Flowered landscaping on campus, supposedly, is a good recruitment tool. No fewer than 13 fountains blithely promise prospective students that living way out West isn’t really much different from living anywhere else.

Sure, the summer weather is scorching, but you can hardly tell from those glossy brochures. That we live in one of America’s driest and most fragile ecosystems is literally washed away.

At the same time, the University of Arizona promotes itself as a top school for water research. The messages are conflicting. We’ve got programs and professors that far outshine anything you find on the East Coast. So why should we look like an East Coast campus?

Locals and tourists alike know the delicate beauty of a western sky lighting a saguaro’s thorns. And the burst of green after a monsoon is all the more precious because it happens so infrequently.

Instead of proudly displaying Arizona’s plant life, the university corrals most of its cactuses into a single “cactus garden,” mixing natives with exotic oddities.

In reality, we humans are the oddity. Unlike cactus, we’ve yet to learn how to live with scarcity.

Why not let yucca and agave flourish in those too-expensive flower plots?
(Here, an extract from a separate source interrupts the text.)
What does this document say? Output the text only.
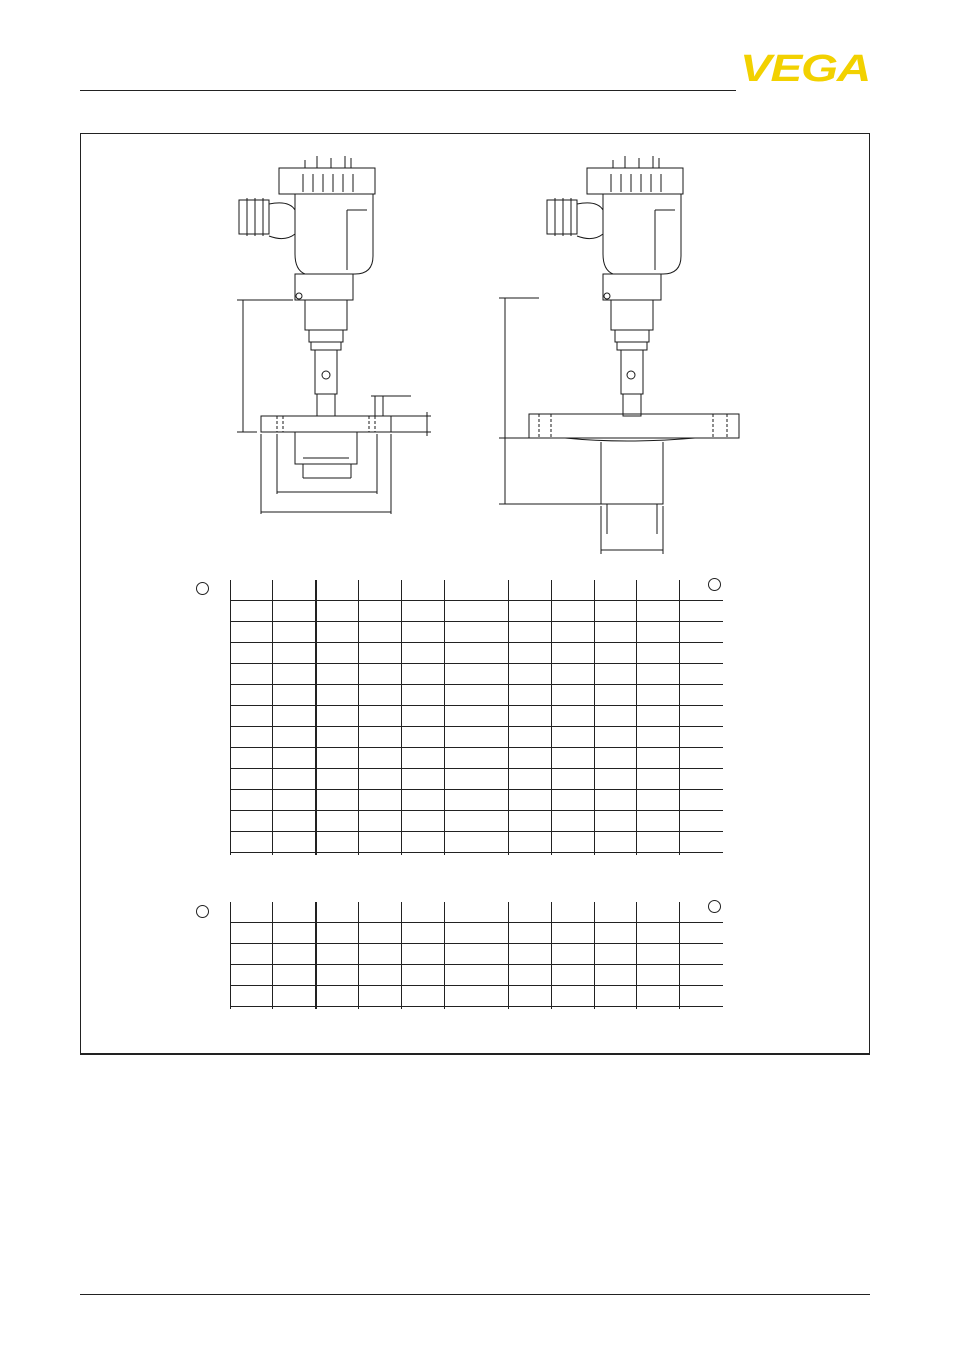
VEGA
Or, if greenness is required, let agriculture students fill those corners with native beans and squash, which reward the gift of water with food as well as blossoms.

Our talented art department, I’m sure, can design features to replace fountains that are equally beautiful and much less wasteful. And students from our excellent water harvesting class can reshape the grounds to capture the occasional rains, which provide more than enough water to keep a barrel cactus fat and blooming.

The university doesn’t just gain a small savings in water use. It also promotes its image as a school that celebrates Arizona’s unique landscape and actively seeks to protect it.

Sustainability is often derided as a hobby for the elite. But the truth is, we all become conservationists when our wallets get thin. If it’s not OK to throw away money and water during bad times, then why do we celebrate waste when the economy is booming?

When the recession is over, we can choose to march forward with nothing but bad memories. Or we can take with us the ability to make thoughtful choices about the future – ones that will preserve both money and the environment for the next generation of Tucsonans.

It’s time to recognize that we live in a dry place, and that it’s beautiful.